Text Prediction App

Diego Angulo
9/28/2019

Coursera
Data Sciene Capstone Project Course - #10
Johns Hopkins University - Data Science Specialization

Summary

This presentation is part of the final course project within the Data Science Capstone Course on the Data Science Specialization by Johns Hopkins University on Coursera.

The goal of this project is to build a predictive text product based on the analysis of text data and natural language processing. The interface of this product is presented in an R Shiny App that will predict the next word based on the user's inputs.

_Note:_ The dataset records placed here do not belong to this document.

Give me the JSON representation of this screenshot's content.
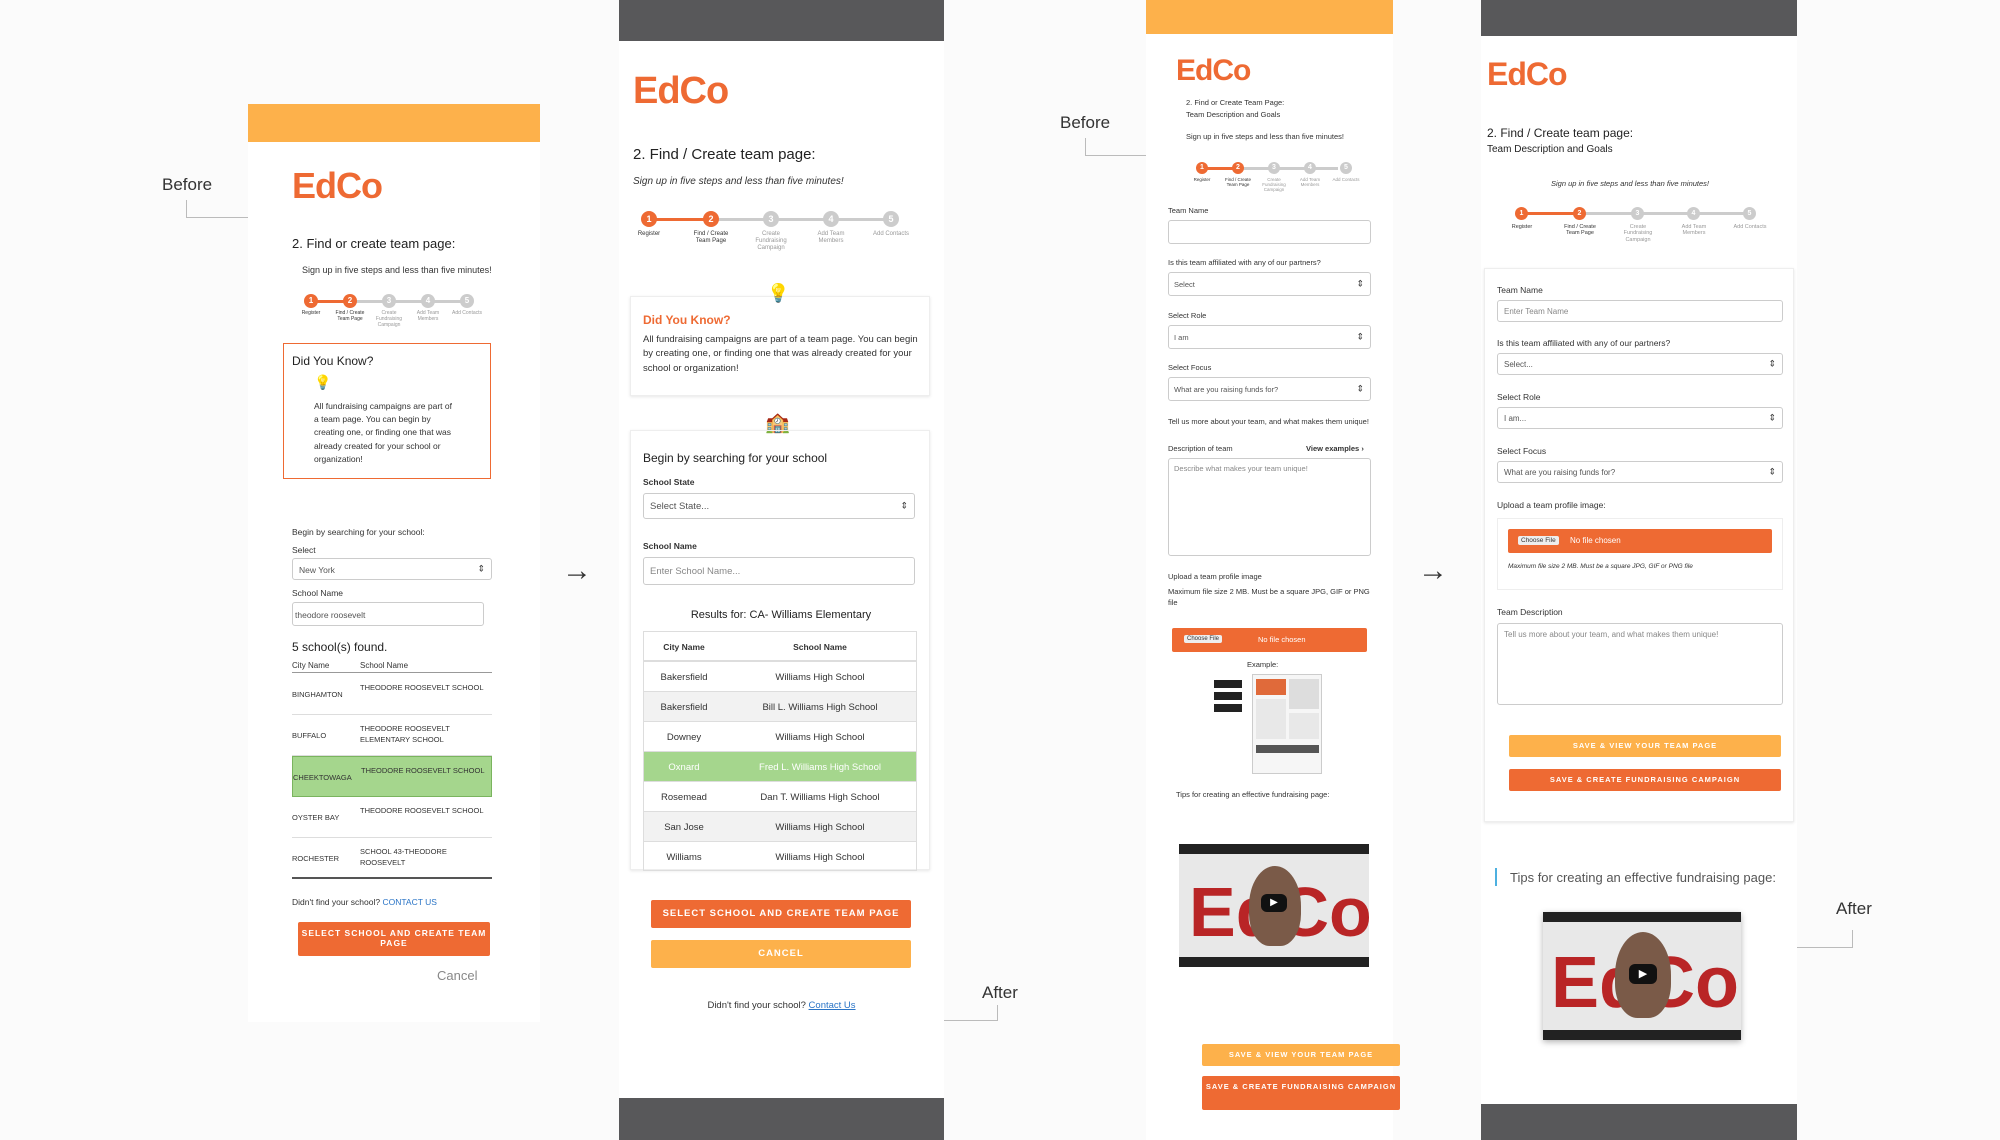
{
  "brand": {
    "logo_text": "EdCo",
    "accent": "#ee6a33",
    "accent_light": "#fdb14b",
    "highlight": "#a5d68d",
    "link": "#2a74c6"
  },
  "annotations": {
    "before1": "Before",
    "before2": "Before",
    "after1": "After",
    "after2": "After"
  },
  "steps": [
    "Register",
    "Find / Create Team Page",
    "Create Fundraising Campaign",
    "Add Team Members",
    "Add Contacts"
  ],
  "p1": {
    "title": "2. Find or create team page:",
    "subtitle": "Sign up in five steps and less than five minutes!",
    "dyk_title": "Did You Know?",
    "dyk_text": "All fundraising campaigns are part of a team page. You can begin by creating one, or finding one that was already created for your school or organization!",
    "search_label": "Begin by searching for your school:",
    "select_label": "Select",
    "state_value": "New York",
    "school_label": "School Name",
    "school_value": "theodore roosevelt",
    "found": "5 school(s) found.",
    "col_city": "City Name",
    "col_school": "School Name",
    "rows": [
      {
        "city": "BINGHAMTON",
        "school": "THEODORE ROOSEVELT SCHOOL"
      },
      {
        "city": "BUFFALO",
        "school": "THEODORE ROOSEVELT ELEMENTARY SCHOOL"
      },
      {
        "city": "CHEEKTOWAGA",
        "school": "THEODORE ROOSEVELT SCHOOL"
      },
      {
        "city": "OYSTER BAY",
        "school": "THEODORE ROOSEVELT SCHOOL"
      },
      {
        "city": "ROCHESTER",
        "school": "SCHOOL 43-THEODORE ROOSEVELT"
      }
    ],
    "not_found": "Didn't find your school?",
    "contact": "CONTACT US",
    "submit": "SELECT SCHOOL AND CREATE TEAM PAGE",
    "cancel": "Cancel"
  },
  "p2": {
    "title": "2. Find / Create team page:",
    "subtitle": "Sign up in five steps and less than five minutes!",
    "dyk_title": "Did You Know?",
    "dyk_text": "All fundraising campaigns are part of a team page. You can begin by creating one, or finding one that was already created for your school or organization!",
    "search_title": "Begin by searching for your school",
    "state_label": "School State",
    "state_placeholder": "Select State...",
    "name_label": "School Name",
    "name_placeholder": "Enter School Name...",
    "results": "Results for: CA- Williams Elementary",
    "col_city": "City Name",
    "col_school": "School Name",
    "rows": [
      {
        "city": "Bakersfield",
        "school": "Williams High School"
      },
      {
        "city": "Bakersfield",
        "school": "Bill L. Williams High School"
      },
      {
        "city": "Downey",
        "school": "Williams High School"
      },
      {
        "city": "Oxnard",
        "school": "Fred L. Williams High School"
      },
      {
        "city": "Rosemead",
        "school": "Dan T. Williams High School"
      },
      {
        "city": "San Jose",
        "school": "Williams High School"
      },
      {
        "city": "Williams",
        "school": "Williams High School"
      }
    ],
    "submit": "SELECT SCHOOL AND CREATE TEAM PAGE",
    "cancel": "CANCEL",
    "not_found": "Didn't find your school?",
    "contact": "Contact Us"
  },
  "p3": {
    "title": "2. Find or Create Team Page:",
    "title2": "Team Description and Goals",
    "subtitle": "Sign up in five steps and less than five minutes!",
    "team_name": "Team Name",
    "affiliated": "Is this team affiliated with any of our partners?",
    "affiliated_value": "Select",
    "role": "Select Role",
    "role_value": "I am",
    "focus": "Select Focus",
    "focus_value": "What are you raising funds for?",
    "tell": "Tell us more about your team, and what makes them unique!",
    "desc_label": "Description of team",
    "view_examples": "View examples",
    "desc_placeholder": "Describe what makes your team unique!",
    "upload": "Upload a team profile image",
    "upload_hint": "Maximum file size 2 MB. Must be a square JPG, GIF or PNG file",
    "choose": "Choose File",
    "no_file": "No file chosen",
    "example": "Example:",
    "tips": "Tips for creating an effective fundraising page:",
    "save_view": "SAVE & VIEW YOUR TEAM PAGE",
    "save_create": "SAVE & CREATE FUNDRAISING CAMPAIGN"
  },
  "p4": {
    "title": "2. Find / Create team page:",
    "title2": "Team Description and Goals",
    "subtitle": "Sign up in five steps and less than five minutes!",
    "team_name": "Team Name",
    "team_placeholder": "Enter Team Name",
    "affiliated": "Is this team affiliated with any of our partners?",
    "affiliated_value": "Select...",
    "role": "Select Role",
    "role_value": "I am...",
    "focus": "Select Focus",
    "focus_value": "What are you raising funds for?",
    "upload": "Upload a team profile image:",
    "choose": "Choose File",
    "no_file": "No file chosen",
    "upload_hint": "Maximum file size 2 MB. Must be a square JPG, GIF or PNG file",
    "team_desc": "Team Description",
    "desc_placeholder": "Tell us more about your team, and what makes them unique!",
    "save_view": "SAVE & VIEW YOUR TEAM PAGE",
    "save_create": "SAVE & CREATE FUNDRAISING CAMPAIGN",
    "tips": "Tips for creating an effective fundraising page:"
  }
}
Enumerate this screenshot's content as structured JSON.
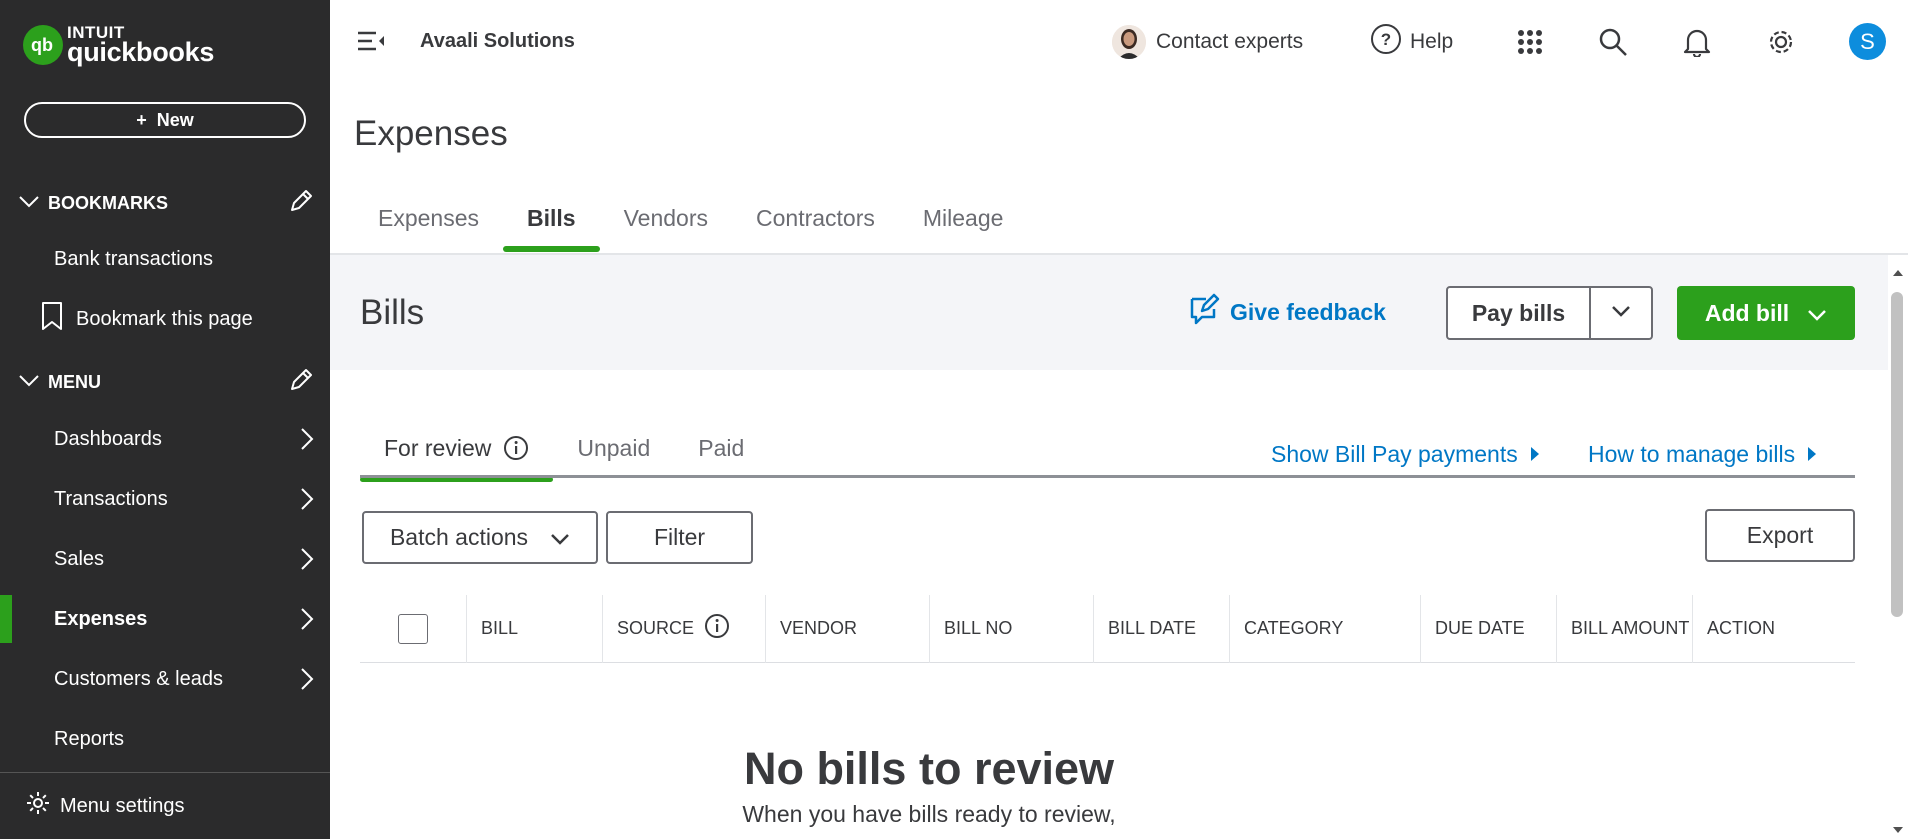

All text mining and natural language processing was done with the usage of a variety of well-known R packages.

Data Processing

The data used in the model came from a corpus called HC Corpora, that was downloaded from the Coursera Site.

Three data samples from the HC Corpora data were created separately (blogs,twitter and news), and then merged into one main file. This sample was cleaned by conversion to lowercase, removing punctuation, links, white space and numbers.

The data sample was then tokenized into n-grams (contiguous sequence of n items from a given sequence of text or speech). In this project, Bigram, Trigram and Quadgram where used.

Then, this N-Grams were converted into frequency dictionaries as data frames, and later on used for the word prediction.

Application

App link: diegoangulo.shinyapps.io/Text_Prediction_App
The user interface is pretty straightforward. Once a word or a sentence input is written in the text box, the app will refresh instantaneously, and the predicted next word will appear in the main panel.